Public Bitcoin Miners Were Responsible For 15% of BTC Mining
Notably, Core Scientific is the public miner with the highest hashrate. The public miners were responsible for 15% of all Bitcoin mining in 2022, and Core Scientific is responsible for a quarter of this. This shows how rough the year has been for miners.
Meanwhile, Marathon is the second biggest debtor, with $851 million in debt. Fortunately, most of its debts are in convertible notes, which do not require monthly service payments. This put it in a better position and is not at risk of bankruptcy.
However, the third biggest debtor Greenridge Generation is not so lucky. It has a debt of $218 million and now teeters on the brink of bankruptcy. It is trying to complete a debt restructuring deal that will reduce its debt but will also see it transfer most of its hashrate to NYDIG.

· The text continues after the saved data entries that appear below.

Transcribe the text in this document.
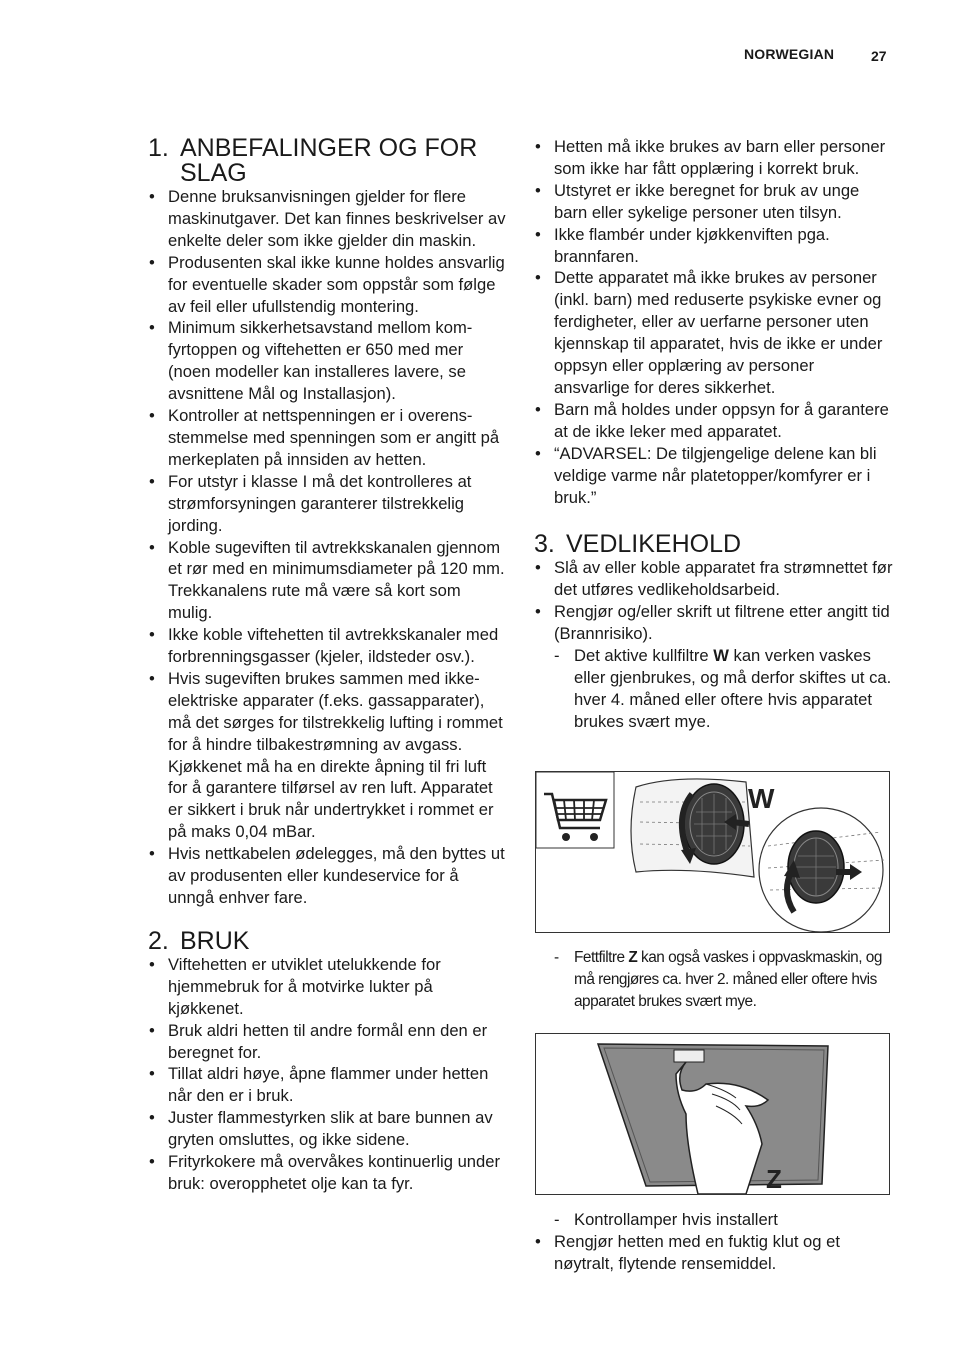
NORWEGIAN	27
1. ANBEFALINGER OG FOR SLAG
• Denne bruksanvisningen gjelder for flere maskinutgaver. Det kan finnes beskrivelser av enkelte deler som ikke gjelder din maskin.
• Produsenten skal ikke kunne holdes ansvarlig for eventuelle skader som oppstår som følge av feil eller ufullstendig montering.
• Minimum sikkerhetsavstand mellom komfyrtoppen og viftehetten er 650 med mer (noen modeller kan installeres lavere, se avsnittene Mål og Installasjon).
• Kontroller at nettspenningen er i overensstemmelse med spenningen som er angitt på merkeplaten på innsiden av hetten.
• For utstyr i klasse I må det kontrolleres at strømforsyningen garanterer tilstrekkelig jording.
• Koble sugeviften til avtrekkskanalen gjennom et rør med en minimumsdiameter på 120 mm. Trekkanalens rute må være så kort som mulig.
• Ikke koble viftehetten til avtrekkskanaler med forbrenningsgasser (kjeler, ildsteder osv.).
• Hvis sugeviften brukes sammen med ikke-elektriske apparater (f.eks. gassapparater), må det sørges for tilstrekkelig lufting i rommet for å hindre tilbakestrømning av avgass. Kjøkkenet må ha en direkte åpning til fri luft for å garantere tilførsel av ren luft. Apparatet er sikkert i bruk når undertrykket i rommet er på maks 0,04 mBar.
• Hvis nettkabelen ødelegges, må den byttes ut av produsenten eller kundeservice for å unngå enhver fare.
2. BRUK
• Viftehetten er utviklet utelukkende for hjemmebruk for å motvirke lukter på kjøkkenet.
• Bruk aldri hetten til andre formål enn den er beregnet for.
• Tillat aldri høye, åpne flammer under hetten når den er i bruk.
• Juster flammestyrken slik at bare bunnen av gryten omsluttes, og ikke sidene.
• Frityrkokere må overvåkes kontinuerlig under bruk: overopphetet olje kan ta fyr.
• Hetten må ikke brukes av barn eller personer som ikke har fått opplæring i korrekt bruk.
• Utstyret er ikke beregnet for bruk av unge barn eller sykelige personer uten tilsyn.
• Ikke flambér under kjøkkenviften pga. brannfaren.
• Dette apparatet må ikke brukes av personer (inkl. barn) med reduserte psykiske evner og ferdigheter, eller av uerfarne personer uten kjennskap til apparatet, hvis de ikke er under oppsyn eller opplæring av personer ansvarlige for deres sikkerhet.
• Barn må holdes under oppsyn for å garantere at de ikke leker med apparatet.
• “ADVARSEL: De tilgjengelige delene kan bli veldige varme når platetopper/komfyrer er i bruk.”
3. VEDLIKEHOLD
• Slå av eller koble apparatet fra strømnettet før det utføres vedlikeholdsarbeid.
• Rengjør og/eller skrift ut filtrene etter angitt tid (Brannrisiko).
- Det aktive kullfiltre W kan verken vaskes eller gjenbrukes, og må derfor skiftes ut ca. hver 4. måned eller oftere hvis apparatet brukes svært mye.
W
- Fettfiltre Z kan også vaskes i oppvaskmaskin, og må rengjøres ca. hver 2. måned eller oftere hvis apparatet brukes svært mye.
Z
- Kontrollamper hvis installert
• Rengjør hetten med en fuktig klut og et nøytralt, flytende rensemiddel.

Other public miners, including Terawulf, Norther Data, Argo, BitNile, Stronghold, Iris Energy, and Bitfarms, complete the top ten. All of them have debts above $100 million.
Most Miners Have High Debt-to-equity Ratio.
The biggest problem for public miners is not their debt but their debt-to-equity ratio. Generally, a debt-to-equity ratio of 2 or more would be considered risky. Given the volatile nature of the crypto market, it ought to be lower.
But most public miners have a far higher debt-to-equity ratio. Core Scientific has a ratio of 26.7, Greenridge 18.0, Stronghold 11.1, Argo 8.7, and Cathedra 5.3. More than half of the 25 public bitcoin miners have debt-to-equity of over 2.
Additionally, with the debt of public miners being $4 billion while equity is $2.2 billion, the entire sector has a debt-to-equity ratio of 1.8, which is relatively high. Although many miners are trying to restructure debt, the future still looks gloomy.
BeInCrypto has reached out to company or individual involved in the story to get an official statement about the recent developments, but it has yet to hear back.